The Critical Edition of the Vālmīki Rāmāyaṇa does not mention many details of the previous narrative, but later commentators and recensions have more fleshed out versions of the story. According to three traditional commentaries on the Rāmāyaṇa, Sunda is killed due to a curse by Agastya, which Bhandare states gives proper cause for Tāṭakā's seemingly unwarranted attack on Agastya. The southern recensions of the epic state that Tāṭakā (prior to become a man-eater) tries to eat Agastya. An undated Malayālam script recension states that Taṭakā is smitten after seeing Agastya: stating that she proceeds to strip naked and run towards him singing with love. According to Goldman, this Malayālam script recension preserves an important part of the Tāṭakā legend that was suppressed in the Vālmīki Rāmāyaṇa.

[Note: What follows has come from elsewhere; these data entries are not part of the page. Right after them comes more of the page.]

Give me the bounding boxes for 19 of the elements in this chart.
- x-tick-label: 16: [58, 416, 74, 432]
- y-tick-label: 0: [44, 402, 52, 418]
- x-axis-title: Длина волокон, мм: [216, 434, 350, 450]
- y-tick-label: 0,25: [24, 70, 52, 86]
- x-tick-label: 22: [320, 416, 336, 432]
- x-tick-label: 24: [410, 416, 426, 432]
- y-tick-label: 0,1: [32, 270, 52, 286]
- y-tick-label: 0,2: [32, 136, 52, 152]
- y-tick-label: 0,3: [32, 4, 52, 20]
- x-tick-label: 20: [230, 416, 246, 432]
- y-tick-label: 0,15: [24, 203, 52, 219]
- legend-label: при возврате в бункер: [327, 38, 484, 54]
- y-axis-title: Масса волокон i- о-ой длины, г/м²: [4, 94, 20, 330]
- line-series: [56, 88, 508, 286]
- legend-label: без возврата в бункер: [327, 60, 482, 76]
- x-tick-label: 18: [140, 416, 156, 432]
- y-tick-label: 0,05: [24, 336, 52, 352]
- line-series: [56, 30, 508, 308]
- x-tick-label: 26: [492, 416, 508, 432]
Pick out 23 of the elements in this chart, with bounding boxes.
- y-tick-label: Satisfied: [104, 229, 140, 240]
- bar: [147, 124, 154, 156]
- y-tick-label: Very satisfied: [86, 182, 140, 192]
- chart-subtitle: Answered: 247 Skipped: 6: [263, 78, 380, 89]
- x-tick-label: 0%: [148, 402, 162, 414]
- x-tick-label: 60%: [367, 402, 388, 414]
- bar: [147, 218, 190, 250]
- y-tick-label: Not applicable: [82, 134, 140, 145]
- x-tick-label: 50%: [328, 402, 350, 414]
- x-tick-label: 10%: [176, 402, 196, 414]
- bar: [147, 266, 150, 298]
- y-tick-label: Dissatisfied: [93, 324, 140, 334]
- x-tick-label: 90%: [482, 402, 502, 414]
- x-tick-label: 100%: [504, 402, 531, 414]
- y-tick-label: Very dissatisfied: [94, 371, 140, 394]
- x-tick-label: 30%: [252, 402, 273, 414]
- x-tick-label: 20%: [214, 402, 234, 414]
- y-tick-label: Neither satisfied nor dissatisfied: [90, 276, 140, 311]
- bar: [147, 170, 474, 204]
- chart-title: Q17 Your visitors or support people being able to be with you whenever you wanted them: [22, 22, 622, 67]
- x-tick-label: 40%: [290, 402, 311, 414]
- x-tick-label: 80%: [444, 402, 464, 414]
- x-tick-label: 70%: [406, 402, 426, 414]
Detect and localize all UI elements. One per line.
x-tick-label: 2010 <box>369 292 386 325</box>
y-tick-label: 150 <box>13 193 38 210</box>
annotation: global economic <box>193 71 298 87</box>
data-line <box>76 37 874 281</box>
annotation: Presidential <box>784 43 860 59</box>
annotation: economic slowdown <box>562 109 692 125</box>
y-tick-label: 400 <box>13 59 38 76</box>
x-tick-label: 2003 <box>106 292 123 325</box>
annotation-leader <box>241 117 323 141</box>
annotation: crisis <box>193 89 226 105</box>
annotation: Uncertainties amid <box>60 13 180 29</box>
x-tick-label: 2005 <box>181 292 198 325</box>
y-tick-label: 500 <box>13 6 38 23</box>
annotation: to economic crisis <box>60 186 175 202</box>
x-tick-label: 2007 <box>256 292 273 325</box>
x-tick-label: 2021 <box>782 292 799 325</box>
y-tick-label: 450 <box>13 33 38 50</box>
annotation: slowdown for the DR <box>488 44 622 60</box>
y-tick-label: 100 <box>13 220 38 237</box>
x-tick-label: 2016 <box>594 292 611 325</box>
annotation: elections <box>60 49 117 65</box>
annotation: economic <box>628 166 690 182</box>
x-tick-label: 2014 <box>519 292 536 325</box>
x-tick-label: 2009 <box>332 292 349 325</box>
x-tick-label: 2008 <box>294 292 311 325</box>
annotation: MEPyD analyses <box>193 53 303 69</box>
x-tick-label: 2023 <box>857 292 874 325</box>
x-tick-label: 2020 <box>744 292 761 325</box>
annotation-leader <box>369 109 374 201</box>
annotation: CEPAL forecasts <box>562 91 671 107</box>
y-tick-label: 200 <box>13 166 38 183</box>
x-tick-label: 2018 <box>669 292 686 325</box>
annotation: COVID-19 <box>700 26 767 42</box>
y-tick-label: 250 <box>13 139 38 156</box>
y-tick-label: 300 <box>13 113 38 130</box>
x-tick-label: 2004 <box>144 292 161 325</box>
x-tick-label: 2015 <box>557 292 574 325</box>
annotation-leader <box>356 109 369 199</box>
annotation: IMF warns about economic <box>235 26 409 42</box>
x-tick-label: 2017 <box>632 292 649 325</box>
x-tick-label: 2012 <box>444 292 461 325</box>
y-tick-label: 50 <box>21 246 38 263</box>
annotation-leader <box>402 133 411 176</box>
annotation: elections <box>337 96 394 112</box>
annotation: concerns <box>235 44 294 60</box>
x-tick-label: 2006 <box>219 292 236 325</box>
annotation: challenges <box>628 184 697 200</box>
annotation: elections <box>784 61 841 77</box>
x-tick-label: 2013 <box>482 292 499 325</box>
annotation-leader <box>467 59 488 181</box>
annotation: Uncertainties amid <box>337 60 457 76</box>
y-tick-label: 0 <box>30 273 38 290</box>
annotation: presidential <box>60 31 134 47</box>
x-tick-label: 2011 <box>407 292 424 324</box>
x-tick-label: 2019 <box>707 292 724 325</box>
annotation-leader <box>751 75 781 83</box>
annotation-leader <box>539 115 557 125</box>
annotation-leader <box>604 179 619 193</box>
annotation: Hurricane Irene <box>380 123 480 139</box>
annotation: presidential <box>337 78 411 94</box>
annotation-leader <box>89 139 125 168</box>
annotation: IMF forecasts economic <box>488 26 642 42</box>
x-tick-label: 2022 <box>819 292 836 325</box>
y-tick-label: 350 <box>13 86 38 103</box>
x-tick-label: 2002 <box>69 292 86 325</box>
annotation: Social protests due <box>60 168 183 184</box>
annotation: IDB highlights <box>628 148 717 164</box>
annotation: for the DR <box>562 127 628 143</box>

Viśvāmitra, after narrating Tāṭakā's past, instructs Rāma that he must kill Tāṭakā, and he should not have any compassion for her or disgust for killing a woman, and he recounts other occasions where unrighteous women were killed by moral men. Rāma agrees, stating the killing of Tāṭakā is uttamam "[an] eminently justifiable action". He twangs his bowstring, which attracts Tāṭakā to the scene. Rāma then states that he will not kill her on account of she being a woman, but vows to merely cut off her ears and nose and dispossess her of her strength and lair. Tāṭakā then charges Rāma, who proceeds to shoot and kill her with a single arrow to the chest.

Only in the southern recensions is the vow of Rāma cutting off Tāṭakā's ears and nose mentioned, and Rāma actually fulfils his vow in those recensions. The northern recensions neither mention the vow or its fulfillment, which leads Goldman to believe that the verses mentioning it are dubious.